The winner of this match would receive a sixty-million dollar prize to be donated to the charity of their choice. On November 14, the Lakers faced off against Glen Ridge, but unfortunately they weren’t strong enough to withstand the opposing team’s telekinetic powers. A bunch of photos were released of the Glen Ridge Nihilists celebrating and looking all smug and snobby. If Mountain Lakes had won, they would have donated the sixty-million dollar prize to the St. Jude’s Hospital to help end childhood cancer. The Glen Ridge team planned to donate their sixty-million dollar prize to Ivanka Trump’s clothing line.
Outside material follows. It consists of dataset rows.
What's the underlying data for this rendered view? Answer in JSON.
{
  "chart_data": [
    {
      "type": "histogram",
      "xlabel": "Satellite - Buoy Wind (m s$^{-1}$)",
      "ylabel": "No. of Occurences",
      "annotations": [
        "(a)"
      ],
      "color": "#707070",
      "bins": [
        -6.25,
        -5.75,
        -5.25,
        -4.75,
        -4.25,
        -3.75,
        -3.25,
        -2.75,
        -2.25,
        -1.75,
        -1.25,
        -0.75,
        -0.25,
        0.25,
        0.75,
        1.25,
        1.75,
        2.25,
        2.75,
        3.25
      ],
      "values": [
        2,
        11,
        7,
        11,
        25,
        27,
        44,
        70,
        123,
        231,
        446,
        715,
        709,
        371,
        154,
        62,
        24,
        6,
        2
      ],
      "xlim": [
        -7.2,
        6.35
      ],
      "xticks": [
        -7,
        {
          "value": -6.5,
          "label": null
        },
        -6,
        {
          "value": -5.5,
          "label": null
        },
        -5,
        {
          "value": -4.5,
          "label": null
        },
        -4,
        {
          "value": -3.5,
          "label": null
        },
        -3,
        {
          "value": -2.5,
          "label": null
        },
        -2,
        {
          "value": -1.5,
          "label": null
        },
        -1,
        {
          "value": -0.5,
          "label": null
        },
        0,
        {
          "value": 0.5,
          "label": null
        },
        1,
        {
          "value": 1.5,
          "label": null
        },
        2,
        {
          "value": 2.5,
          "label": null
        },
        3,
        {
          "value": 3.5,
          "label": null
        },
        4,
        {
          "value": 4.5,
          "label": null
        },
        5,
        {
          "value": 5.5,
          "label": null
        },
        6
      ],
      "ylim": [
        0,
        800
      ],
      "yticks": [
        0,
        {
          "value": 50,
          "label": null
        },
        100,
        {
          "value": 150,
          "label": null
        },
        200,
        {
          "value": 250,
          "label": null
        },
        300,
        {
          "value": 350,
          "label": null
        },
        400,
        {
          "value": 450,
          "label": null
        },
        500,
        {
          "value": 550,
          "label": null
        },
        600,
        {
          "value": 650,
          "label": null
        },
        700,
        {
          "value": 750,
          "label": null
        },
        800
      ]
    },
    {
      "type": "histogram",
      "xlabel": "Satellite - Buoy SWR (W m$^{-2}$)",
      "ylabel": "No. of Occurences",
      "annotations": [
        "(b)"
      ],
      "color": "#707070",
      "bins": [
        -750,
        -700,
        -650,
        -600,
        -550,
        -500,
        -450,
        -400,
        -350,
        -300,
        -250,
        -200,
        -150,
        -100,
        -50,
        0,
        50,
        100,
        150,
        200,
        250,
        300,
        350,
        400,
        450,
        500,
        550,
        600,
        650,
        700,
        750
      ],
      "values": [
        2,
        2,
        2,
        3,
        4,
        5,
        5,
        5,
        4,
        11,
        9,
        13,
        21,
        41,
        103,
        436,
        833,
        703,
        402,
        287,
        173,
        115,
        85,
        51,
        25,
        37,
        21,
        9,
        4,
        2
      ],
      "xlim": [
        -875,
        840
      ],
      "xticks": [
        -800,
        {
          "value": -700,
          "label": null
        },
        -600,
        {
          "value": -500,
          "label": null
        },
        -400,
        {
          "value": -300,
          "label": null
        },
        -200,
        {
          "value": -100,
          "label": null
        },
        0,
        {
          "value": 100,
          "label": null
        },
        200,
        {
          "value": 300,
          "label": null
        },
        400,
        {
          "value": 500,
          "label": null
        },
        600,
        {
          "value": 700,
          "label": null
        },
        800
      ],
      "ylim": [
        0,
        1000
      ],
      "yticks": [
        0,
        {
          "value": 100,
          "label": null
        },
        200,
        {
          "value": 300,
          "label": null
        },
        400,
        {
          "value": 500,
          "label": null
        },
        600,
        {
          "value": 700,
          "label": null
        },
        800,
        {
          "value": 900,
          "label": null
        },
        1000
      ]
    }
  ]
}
Fortunately, the Glen Ridge Nihilists lost to their long-time rivals, the Cleveland Steamships, in the Inter-Dimensional Championships.

Lea Credidio and teammates celebrating their win.

I recently interviewed two members of the MLBT Girls Sportsball Team: Lea Credidio, the Secretary of Homeland Security, and Nina Calderone, the Air Defense Artillery Officer. They’re both seniors, and since this was their last kick-the-ball season, I asked each of them what their favorite part of their entire sportsball experience was. “I love everyone on the ball kick team,” said Lea Credidio, “they were the best part.”

Nina Calderone decided that her favorite part was “hanging out with everyone on the team because it  was such a great group of girls . . . Everyone was a part of the team and everyone loved each other” (All occurrences of the word “like” were removed from the previous quotes). It is clear that the members of the girls ball kicking team formed a permanent bond of friendship and camaraderie that they will never forget. 

Here at Mountain Lakes High School we can hardly express how thankful we are that the ball kickers are risking their lives to fight for our rights and our freedom every day. We are proud to have them represent our magnificent school.